The newspapers and the politicians know nothing of such things as cumulative tiebreaks. The newspapers and the politicians recognize yet another feel-good story when they see one, and when Eliot Weiss calls them up to say that his little public-school dynamo had won another national championship—if only, technically speaking, through a tie (never mind telling them that the tie was broken through numbers)—this was good enough for them. So the photo cutline in the “Your Neighborhood” section of the Daily News declared that Murrow “won the 2005 National High School Championship” and the story in the Brooklyn Skyline began, “They did it again,” and in late May, they make another of their regular visits to City Hall to be honored by their local congressman and the City Council.

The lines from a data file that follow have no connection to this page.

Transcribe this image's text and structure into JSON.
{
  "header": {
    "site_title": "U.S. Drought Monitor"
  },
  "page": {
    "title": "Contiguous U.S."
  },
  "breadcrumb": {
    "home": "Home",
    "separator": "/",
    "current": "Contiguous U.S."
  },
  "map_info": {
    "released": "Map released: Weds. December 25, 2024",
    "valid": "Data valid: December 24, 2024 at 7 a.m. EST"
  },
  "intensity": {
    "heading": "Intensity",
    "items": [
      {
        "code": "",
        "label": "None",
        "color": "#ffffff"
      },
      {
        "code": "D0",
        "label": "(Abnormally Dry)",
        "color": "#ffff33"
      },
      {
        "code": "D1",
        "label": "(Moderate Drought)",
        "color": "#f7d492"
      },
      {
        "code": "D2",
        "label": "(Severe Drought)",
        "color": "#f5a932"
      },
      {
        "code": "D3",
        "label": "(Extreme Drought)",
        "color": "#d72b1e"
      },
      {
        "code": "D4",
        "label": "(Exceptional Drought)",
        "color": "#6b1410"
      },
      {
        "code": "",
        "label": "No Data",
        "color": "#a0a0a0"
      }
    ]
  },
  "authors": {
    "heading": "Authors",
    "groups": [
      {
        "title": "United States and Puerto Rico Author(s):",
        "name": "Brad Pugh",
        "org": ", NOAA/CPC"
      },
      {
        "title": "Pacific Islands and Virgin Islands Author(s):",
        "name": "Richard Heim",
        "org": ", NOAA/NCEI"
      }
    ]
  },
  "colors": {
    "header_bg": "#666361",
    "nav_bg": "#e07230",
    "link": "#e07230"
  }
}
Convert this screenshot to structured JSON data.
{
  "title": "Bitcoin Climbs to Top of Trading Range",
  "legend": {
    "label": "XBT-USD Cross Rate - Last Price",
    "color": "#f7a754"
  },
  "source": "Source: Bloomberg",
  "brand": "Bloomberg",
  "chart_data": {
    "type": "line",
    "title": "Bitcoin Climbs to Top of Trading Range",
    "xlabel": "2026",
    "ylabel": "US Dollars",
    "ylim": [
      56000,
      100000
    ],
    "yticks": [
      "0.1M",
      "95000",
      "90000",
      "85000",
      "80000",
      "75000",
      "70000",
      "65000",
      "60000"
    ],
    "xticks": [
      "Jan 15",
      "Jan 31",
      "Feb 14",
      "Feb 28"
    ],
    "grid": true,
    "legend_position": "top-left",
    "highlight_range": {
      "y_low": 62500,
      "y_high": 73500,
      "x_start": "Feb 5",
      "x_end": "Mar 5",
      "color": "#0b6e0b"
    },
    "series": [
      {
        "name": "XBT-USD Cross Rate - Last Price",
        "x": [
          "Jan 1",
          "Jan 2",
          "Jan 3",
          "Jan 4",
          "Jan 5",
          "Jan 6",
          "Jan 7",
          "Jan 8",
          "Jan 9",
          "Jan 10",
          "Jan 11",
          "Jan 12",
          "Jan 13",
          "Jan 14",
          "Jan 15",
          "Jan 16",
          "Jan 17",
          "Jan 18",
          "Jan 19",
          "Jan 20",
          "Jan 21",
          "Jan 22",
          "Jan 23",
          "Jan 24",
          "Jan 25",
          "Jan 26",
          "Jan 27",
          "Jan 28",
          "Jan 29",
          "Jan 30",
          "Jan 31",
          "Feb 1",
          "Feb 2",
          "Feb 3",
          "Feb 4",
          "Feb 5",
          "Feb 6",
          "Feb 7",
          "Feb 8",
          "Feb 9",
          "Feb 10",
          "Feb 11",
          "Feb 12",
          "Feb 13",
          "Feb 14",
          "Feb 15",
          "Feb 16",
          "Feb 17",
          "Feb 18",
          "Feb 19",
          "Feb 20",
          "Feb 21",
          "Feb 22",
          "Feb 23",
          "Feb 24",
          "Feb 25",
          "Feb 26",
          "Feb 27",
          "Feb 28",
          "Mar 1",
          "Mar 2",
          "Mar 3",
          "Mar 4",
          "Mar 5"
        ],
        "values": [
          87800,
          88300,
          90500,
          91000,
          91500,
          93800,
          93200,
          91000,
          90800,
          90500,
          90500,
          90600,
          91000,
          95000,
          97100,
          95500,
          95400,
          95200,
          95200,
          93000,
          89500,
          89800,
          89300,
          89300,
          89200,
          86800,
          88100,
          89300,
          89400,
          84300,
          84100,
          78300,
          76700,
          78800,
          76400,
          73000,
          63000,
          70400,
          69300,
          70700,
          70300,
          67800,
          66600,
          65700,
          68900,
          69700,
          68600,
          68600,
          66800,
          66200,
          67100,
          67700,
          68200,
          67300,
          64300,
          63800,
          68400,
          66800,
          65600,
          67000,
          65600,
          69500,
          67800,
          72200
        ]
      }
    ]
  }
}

Along with a few of the newbies—including the foursome of Rex, Renwick, Robert, and Adalberto, who had begun this year with a vision of making the traveling team—only four of the regulars bother to show up: Dalphe (who brings a turkey sandwich with him), Willy (who is trying to finish Angela’s Ashes so he can pass one of his classes), Ilya (who has taken the SAT once, and done well enough, but wants to take it again), and Oscar, who insists that he has given up on gambling altogether.